To the Bone premieres July 14 on Netflix.

About 10 minutes into Marti Noxon’s eating-disorder drama To the Bone, Ellen (Lily Collins) sneaks away from her overbearing stepmom, Susan (Carrie Preston), to chug warm water from a public-bathroom faucet (a trick to fool the body into thinking it’s full so that it will burn more calories). A fellow “’rexie” bursts into the restroom — they’re at a facility to see if they’re eligible for radical treatment — and questions Ellen: “So you had some crazy fan or something?”

Ellen barely reacts. She flutters her eyes, then lights a cigarette. The “crazy fan,” we find out later, is a young woman who became obsessed with Ellen’s caustic, anorexia-themed artwork on Tumblr and killed herself. This storyline, which is teased out subtly, is an emotional touchstone for Ellen. Collins gets a lot of mileage out of every minute facial movement, and it’s understandable that any real person would be deflective whenever people bring up such a topic, but her flat reactions are not quite dramatically interesting to watch. That’s the problem in a nutshell with this startlingly authentic film about a young woman’s long road to recovery: Ellen is a character who literally wants to disappear from her own story.
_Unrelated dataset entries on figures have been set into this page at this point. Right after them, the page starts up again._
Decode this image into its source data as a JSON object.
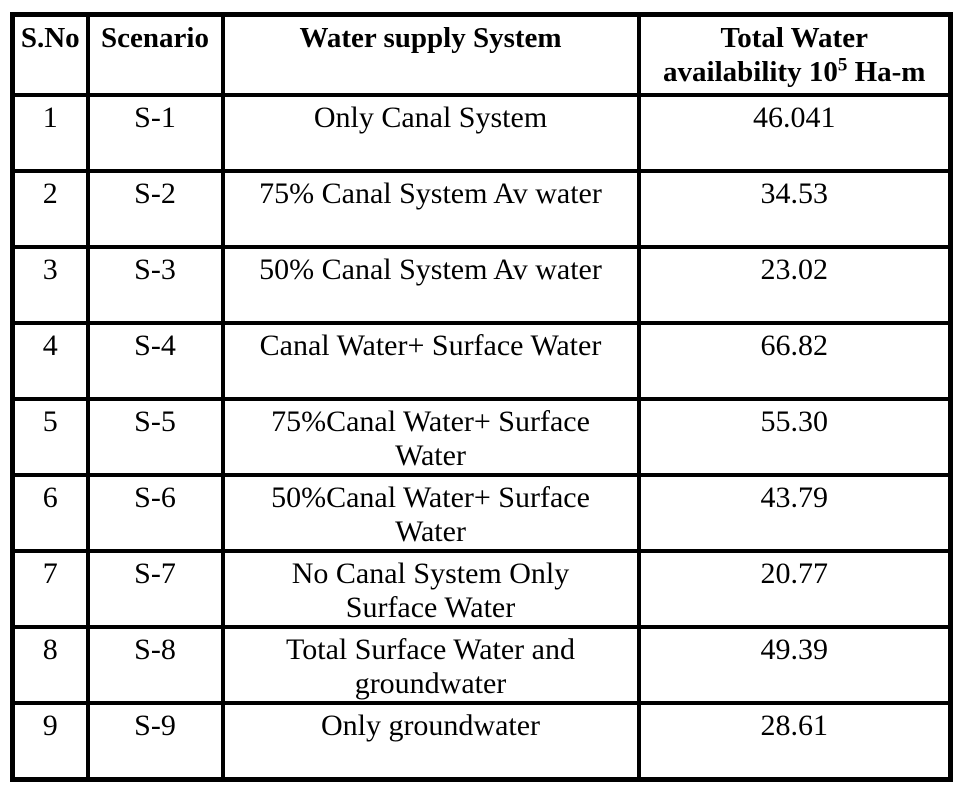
{
  "table": {
    "headers": {
      "sno": "S.No",
      "scenario": "Scenario",
      "system": "Water supply System",
      "availability_prefix": "Total Water\navailability 10",
      "availability_exponent": "5",
      "availability_suffix": " Ha-m"
    },
    "rows": [
      {
        "sno": "1",
        "scenario": "S-1",
        "system": "Only Canal System",
        "availability": "46.041"
      },
      {
        "sno": "2",
        "scenario": "S-2",
        "system": "75% Canal System Av water",
        "availability": "34.53"
      },
      {
        "sno": "3",
        "scenario": "S-3",
        "system": "50% Canal System Av water",
        "availability": "23.02"
      },
      {
        "sno": "4",
        "scenario": "S-4",
        "system": "Canal Water+ Surface Water",
        "availability": "66.82"
      },
      {
        "sno": "5",
        "scenario": "S-5",
        "system": "75%Canal Water+ Surface\nWater",
        "availability": "55.30"
      },
      {
        "sno": "6",
        "scenario": "S-6",
        "system": "50%Canal Water+ Surface\nWater",
        "availability": "43.79"
      },
      {
        "sno": "7",
        "scenario": "S-7",
        "system": "No Canal System Only\nSurface Water",
        "availability": "20.77"
      },
      {
        "sno": "8",
        "scenario": "S-8",
        "system": "Total Surface Water and\ngroundwater",
        "availability": "49.39"
      },
      {
        "sno": "9",
        "scenario": "S-9",
        "system": "Only groundwater",
        "availability": "28.61"
      }
    ]
  }
}
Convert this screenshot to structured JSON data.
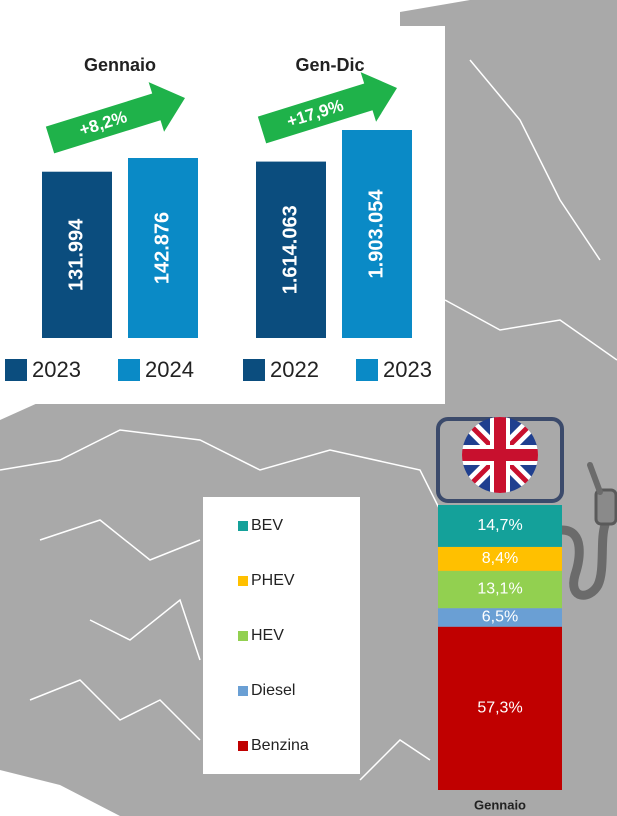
{
  "chart_data": [
    {
      "type": "bar",
      "title": "Gennaio",
      "annotation": "+8,2%",
      "series": [
        {
          "name": "2023",
          "color": "#0b4d7e",
          "values": [
            131994
          ],
          "value_labels": [
            "131.994"
          ]
        },
        {
          "name": "2024",
          "color": "#0a8ac6",
          "values": [
            142876
          ],
          "value_labels": [
            "142.876"
          ]
        }
      ]
    },
    {
      "type": "bar",
      "title": "Gen-Dic",
      "annotation": "+17,9%",
      "series": [
        {
          "name": "2022",
          "color": "#0b4d7e",
          "values": [
            1614063
          ],
          "value_labels": [
            "1.614.063"
          ]
        },
        {
          "name": "2023",
          "color": "#0a8ac6",
          "values": [
            1903054
          ],
          "value_labels": [
            "1.903.054"
          ]
        }
      ]
    },
    {
      "type": "stacked_bar",
      "categories": [
        "Gennaio"
      ],
      "series": [
        {
          "name": "BEV",
          "color": "#14a19a",
          "values": [
            14.7
          ],
          "value_labels": [
            "14,7%"
          ]
        },
        {
          "name": "PHEV",
          "color": "#ffc000",
          "values": [
            8.4
          ],
          "value_labels": [
            "8,4%"
          ]
        },
        {
          "name": "HEV",
          "color": "#92d050",
          "values": [
            13.1
          ],
          "value_labels": [
            "13,1%"
          ]
        },
        {
          "name": "Diesel",
          "color": "#6a9fd4",
          "values": [
            6.5
          ],
          "value_labels": [
            "6,5%"
          ]
        },
        {
          "name": "Benzina",
          "color": "#c00000",
          "values": [
            57.3
          ],
          "value_labels": [
            "57,3%"
          ]
        }
      ]
    }
  ]
}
The few times we see her really react are when she’s trading jabs with her stepmother’s Latina housekeeper (Joanna Sanchez) or her earnest stepsister, Kelly (Liana Liberato). The latter is but a teen yet a saving grace of sanity, the only one who can tell Ellen that she wants her to live without it sounding like a selfish request. Otherwise, Ellen’s stuck with her mom (Lili Taylor) and mom’s wife, Olive (Brooke Smith), who are prone to hysterics and can’t seem to stop arguing with Susan long enough to focus their attention on the girl vanishing before them.

When Ellen is in treatment in a tough-love group home, she becomes even more passive. She’s surrounded by bigger personalities, such as the unicorn-obsessed, infantile Pearl (Maya Eshet), who’s so sick she has to be fed through a tube. But Luke (Alex Sharp), a former British ballet wunderkind prone to theatrical outbursts of jazz standards, is the biggest of all.
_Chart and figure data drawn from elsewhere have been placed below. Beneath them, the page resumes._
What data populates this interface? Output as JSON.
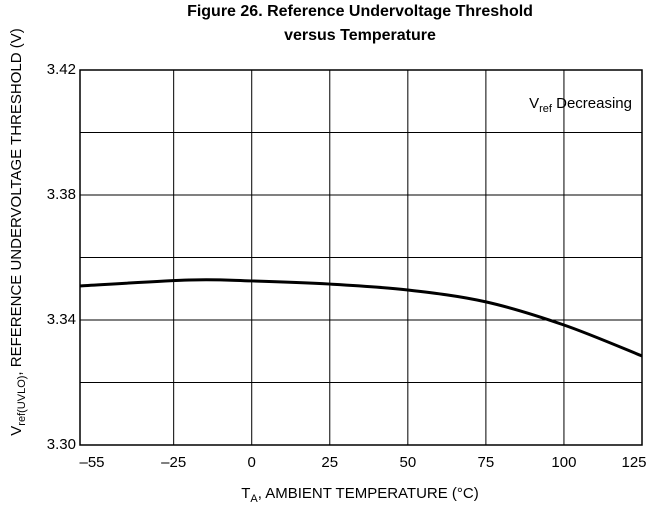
{
  "chart_data": {
    "type": "line",
    "title": [
      "Figure 26. Reference Undervoltage Threshold",
      "versus Temperature"
    ],
    "y_label": {
      "main": "V",
      "sub": "ref(UVLO)",
      "rest": ", REFERENCE UNDERVOLTAGE THRESHOLD (V)"
    },
    "x_label": {
      "main": "T",
      "sub": "A",
      "rest": ", AMBIENT TEMPERATURE (°C)"
    },
    "annotation": {
      "main": "V",
      "sub": "ref",
      "rest": " Decreasing"
    },
    "x": [
      -55,
      -20,
      0,
      25,
      50,
      75,
      100,
      125
    ],
    "series": [
      {
        "color": "#000000",
        "values": [
          3.3509,
          3.3528,
          3.3525,
          3.3515,
          3.3496,
          3.3458,
          3.3384,
          3.3285
        ]
      }
    ],
    "xlim": [
      -55,
      125
    ],
    "xticks": [
      {
        "value": -55,
        "label": "–55"
      },
      {
        "value": -25,
        "label": "–25"
      },
      0,
      25,
      50,
      75,
      100,
      125
    ],
    "ylim": [
      3.3,
      3.42
    ],
    "yticks": [
      {
        "value": 3.3,
        "label": "3.30"
      },
      3.34,
      3.38,
      3.42
    ],
    "yminor_ticks": [
      3.32,
      3.36,
      3.4
    ],
    "grid": true
  }
}
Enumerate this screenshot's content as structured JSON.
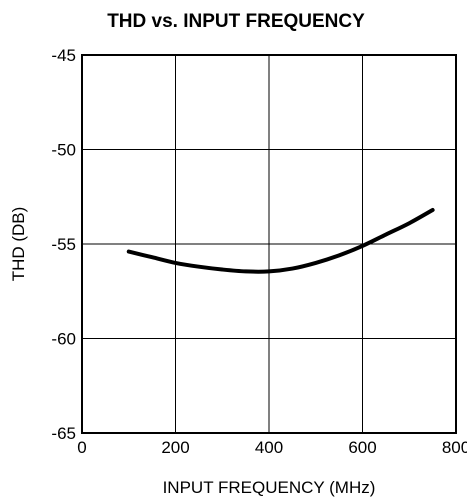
{
  "chart_data": {
    "type": "line",
    "title": "THD vs. INPUT FREQUENCY",
    "xlabel": "INPUT FREQUENCY (MHz)",
    "ylabel": "THD (DB)",
    "xlim": [
      0,
      800
    ],
    "ylim": [
      -65,
      -45
    ],
    "x_ticks": [
      "0",
      "200",
      "400",
      "600",
      "800"
    ],
    "y_ticks": [
      "-45",
      "-50",
      "-55",
      "-60",
      "-65"
    ],
    "grid": true,
    "series": [
      {
        "x": [
          100,
          150,
          200,
          250,
          300,
          350,
          400,
          450,
          500,
          550,
          600,
          650,
          700,
          750
        ],
        "y": [
          -55.4,
          -55.7,
          -56.0,
          -56.2,
          -56.35,
          -56.45,
          -56.45,
          -56.3,
          -56.0,
          -55.6,
          -55.1,
          -54.5,
          -53.9,
          -53.2
        ],
        "color": "#000000"
      }
    ]
  }
}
Luke is at first annoying, citing Raymond Chandler as his “muse,” carrying a copy of Jonathan Gold’s Counter Intelligence around like a Bible. But as Noxon turns her focus to Luke’s burgeoning friendship with Ellen, he becomes a full and fleshy character and role model, not just for Ellen but for the viewer. He’s positive. He believes he can recover. His humor is not used as a defense mechanism. As the most charismatic person in the story, one who slowly but steadily recovers, Luke functions to romanticize getting well, not staying sick.

Noxon has said that this story is loosely based on her own experience with eating disorders, and her film is infused with some stark and horrific truths — the frank talk about calories, about the bingeing and purging. (“Ice cream’s my favorite. It comes up easiest.”) But accurate portrayals of disorders and mental illness may be at odds with the demands of Hollywood: Movies star beautiful people, speaking lines that are better than what we hear in real life, inherently romanticizing the affliction being portrayed. The evidence here suggests that “accurate” and “entertaining” may be mutually exclusive. Still, though To the Bone isn’t quite enjoyable to watch, it’s acted well and is, in its depiction of this all-too-pervasive disorder, essential.